The very name "Clinton" evokes hatred from lots of folks on the right, such is the impression left by former President Bill Clinton. But the left hates the name Bush probably just as much. Name recognition alone gives these two candidates a pretty big edge over possible challengers in their respective parties.


I can't imagine a situation in which, if either of them is elected, the political climate in Washington improves. And their campaigns leading up to the presidential election are sure to widen what is already a huge political divide in Washington.

Democrats might be in for a rude awakening if they hang all their hopes on Clinton though. While the Republicans have been relentless in going after Clinton, the former Secretary of State, most of their attacks have not gotten a lot of traction. Even the latest scandal involving Clinton's use of personal email in her position as Secretary of State hasn't caught on in a big way. That might give the Democrats, especially those who have been clamoring for more than a year about her running, a feeling on confidence that they could beat back any Republican challenger.

They need to remember eight years ago when Clinton was also a front-runner until she was upstaged by a one-term Senator from Illinois who went on to claim the White House twice.

Perhaps former Maryland Gov. Martin O'Malley sees the same potential upset victory in the cards if he chooses to run for president. But O'Malley doesn't have widespread recognition, and a lot of folks in his home state aren't looking back fondly at his terms as governor, as evidenced by Republican Larry Hogan's victory in the gubernatorial race.

Other Democrats are trying to draft Massachusetts Sen. Elizabeth Warren, but so far it doesn't look like she's running, and she is missing the boat because with Clinton's announcement a lot of the big names and big money already are lining up behind her.

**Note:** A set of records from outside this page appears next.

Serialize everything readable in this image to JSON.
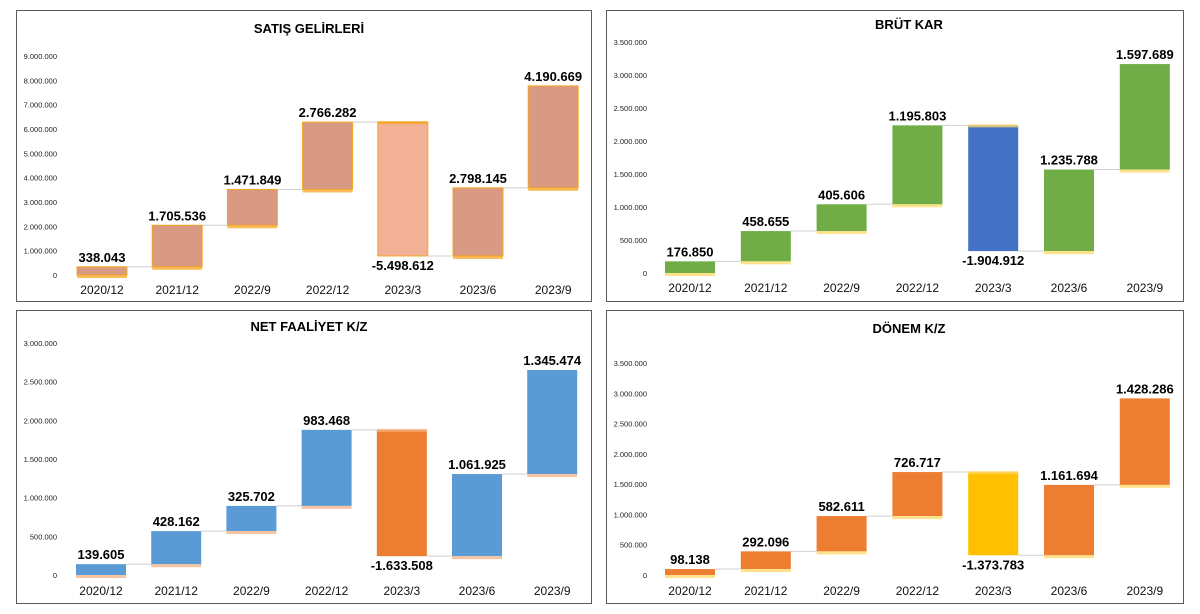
{
  "chart_data": [
    {
      "type": "waterfall",
      "title": "SATIŞ GELİRLERİ",
      "categories": [
        "2020/12",
        "2021/12",
        "2022/9",
        "2022/12",
        "2023/3",
        "2023/6",
        "2023/9"
      ],
      "deltas": [
        338043,
        1705536,
        1471849,
        2766282,
        -5498612,
        2798145,
        4190669
      ],
      "labels": [
        "338.043",
        "1.705.536",
        "1.471.849",
        "2.766.282",
        "-5.498.612",
        "2.798.145",
        "4.190.669"
      ],
      "ylim": [
        0,
        9000000
      ],
      "ytick_labels": [
        "0",
        "1.000.000",
        "2.000.000",
        "3.000.000",
        "4.000.000",
        "5.000.000",
        "6.000.000",
        "7.000.000",
        "8.000.000",
        "9.000.000"
      ],
      "colors": {
        "increase": "#d89a82",
        "decrease": "#f2b196",
        "edge": "#f5a623"
      }
    },
    {
      "type": "waterfall",
      "title": "BRÜT KAR",
      "categories": [
        "2020/12",
        "2021/12",
        "2022/9",
        "2022/12",
        "2023/3",
        "2023/6",
        "2023/9"
      ],
      "deltas": [
        176850,
        458655,
        405606,
        1195803,
        -1904912,
        1235788,
        1597689
      ],
      "labels": [
        "176.850",
        "458.655",
        "405.606",
        "1.195.803",
        "-1.904.912",
        "1.235.788",
        "1.597.689"
      ],
      "ylim": [
        0,
        3500000
      ],
      "ytick_labels": [
        "0",
        "500.000",
        "1.000.000",
        "1.500.000",
        "2.000.000",
        "2.500.000",
        "3.000.000",
        "3.500.000"
      ],
      "colors": {
        "increase": "#70ad47",
        "decrease": "#4472c4",
        "edge": "#ffd966"
      }
    },
    {
      "type": "waterfall",
      "title": "NET FAALİYET K/Z",
      "categories": [
        "2020/12",
        "2021/12",
        "2022/9",
        "2022/12",
        "2023/3",
        "2023/6",
        "2023/9"
      ],
      "deltas": [
        139605,
        428162,
        325702,
        983468,
        -1633508,
        1061925,
        1345474
      ],
      "labels": [
        "139.605",
        "428.162",
        "325.702",
        "983.468",
        "-1.633.508",
        "1.061.925",
        "1.345.474"
      ],
      "ylim": [
        0,
        3000000
      ],
      "ytick_labels": [
        "0",
        "500.000",
        "1.000.000",
        "1.500.000",
        "2.000.000",
        "2.500.000",
        "3.000.000"
      ],
      "colors": {
        "increase": "#5b9bd5",
        "decrease": "#ed7d31",
        "edge": "#f4b183"
      }
    },
    {
      "type": "waterfall",
      "title": "DÖNEM K/Z",
      "categories": [
        "2020/12",
        "2021/12",
        "2022/9",
        "2022/12",
        "2023/3",
        "2023/6",
        "2023/9"
      ],
      "deltas": [
        98138,
        292096,
        582611,
        726717,
        -1373783,
        1161694,
        1428286
      ],
      "labels": [
        "98.138",
        "292.096",
        "582.611",
        "726.717",
        "-1.373.783",
        "1.161.694",
        "1.428.286"
      ],
      "ylim": [
        0,
        3500000
      ],
      "ytick_labels": [
        "0",
        "500.000",
        "1.000.000",
        "1.500.000",
        "2.000.000",
        "2.500.000",
        "3.000.000",
        "3.500.000"
      ],
      "colors": {
        "increase": "#ed7d31",
        "decrease": "#ffc000",
        "edge": "#ffd966"
      }
    }
  ]
}
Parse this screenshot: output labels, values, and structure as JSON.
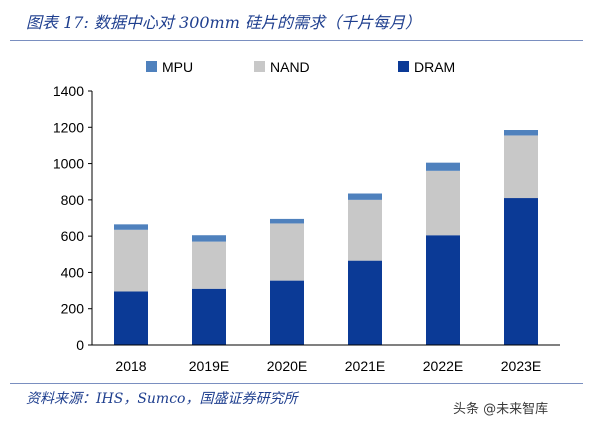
{
  "title": "图表 17: 数据中心对 300mm 硅片的需求（千片每月）",
  "source": "资料来源：IHS，Sumco，国盛证券研究所",
  "watermark": "头条 @未来智库",
  "chart_data": {
    "type": "bar",
    "stacked": true,
    "categories": [
      "2018",
      "2019E",
      "2020E",
      "2021E",
      "2022E",
      "2023E"
    ],
    "series": [
      {
        "name": "DRAM",
        "color": "#0b3a96",
        "values": [
          295,
          310,
          355,
          465,
          605,
          810
        ]
      },
      {
        "name": "NAND",
        "color": "#c8c8c8",
        "values": [
          340,
          260,
          315,
          335,
          355,
          345
        ]
      },
      {
        "name": "MPU",
        "color": "#4f81bd",
        "values": [
          30,
          35,
          25,
          35,
          45,
          30
        ]
      }
    ],
    "legend_order": [
      "MPU",
      "NAND",
      "DRAM"
    ],
    "legend_position": "top",
    "ylim": [
      0,
      1400
    ],
    "yticks": [
      0,
      200,
      400,
      600,
      800,
      1000,
      1200,
      1400
    ],
    "grid": false
  }
}
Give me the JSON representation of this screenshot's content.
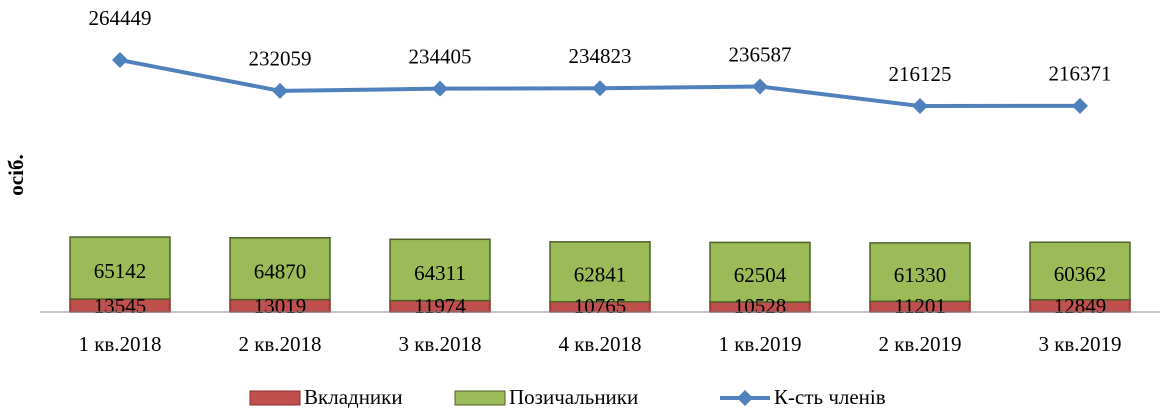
{
  "chart_data": {
    "type": "bar-line",
    "y_label": "осіб.",
    "categories": [
      "1 кв.2018",
      "2 кв.2018",
      "3 кв.2018",
      "4 кв.2018",
      "1 кв.2019",
      "2 кв.2019",
      "3 кв.2019"
    ],
    "series": [
      {
        "name": "Вкладники",
        "type": "bar",
        "color": "#c0504d",
        "values": [
          13545,
          13019,
          11974,
          10765,
          10528,
          11201,
          12849
        ]
      },
      {
        "name": "Позичальники",
        "type": "bar",
        "color": "#9bbb59",
        "values": [
          65142,
          64870,
          64311,
          62841,
          62504,
          61330,
          60362
        ]
      },
      {
        "name": "К-сть членів",
        "type": "line",
        "color": "#4f81bd",
        "values": [
          264449,
          232059,
          234405,
          234823,
          236587,
          216125,
          216371
        ]
      }
    ],
    "legend": "bottom"
  }
}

But Clinton just might be what is needed to assure a Republican victory in the next presidential election. The picture isn't entirely clear right now though because there are too many contenders on the Republican side. Florida Sen. Marco Rubio will be a strong challenger, and with Bush also from Florida, it will be interesting to see how the two handles their respective campaigns. Texas Sen. Ted Cruz and Kentucky Sen. Rand Paul have also already thrown their hats into the ring. But don't count out New Jersey Gov. Chris Christie, Louisiana Gov. Bobby Jindal, former Texas Gov. Rick Perry or Wisconsin Gov. Scott Walker, who are all strong contenders on the Republican side.

A big part of the reason why Mitt Romney didn't defeat Obama was because he had to walk an extremely fine tightrope trying to keep peace among the many different factions of the party. He ended up looking like a child's top, spinning wildly one way and then the other on issues. There are more stronger Republicans in this year's field and potential field, so hopefully the conversation will be elevated some as they all attempt to do a similar dance in their campaigns.

Ultimately, a Bush/Clinton matchup would probably stir more Democratic voters against the name Bush to the polls and give a victory to Clinton. They might be a little more apt to stay home if it was a different Republican, because they would figure a lesser-known name would be easier to beat.

Republicans, meanwhile, will be charged up to hit the voting booth no matter who is running, but will be even more inclined if the Democratic candidate is named Clinton.

The two may have very different (or in some cases very similar) stands on important issues as their predecessors in the White House with the same name, but voters' main focus is going to be on their names, and their love or hatred for those names. And those feelings will endure long after the election, pretty much assuring continued – or even elevated – dysfunction between the two parties in Washington.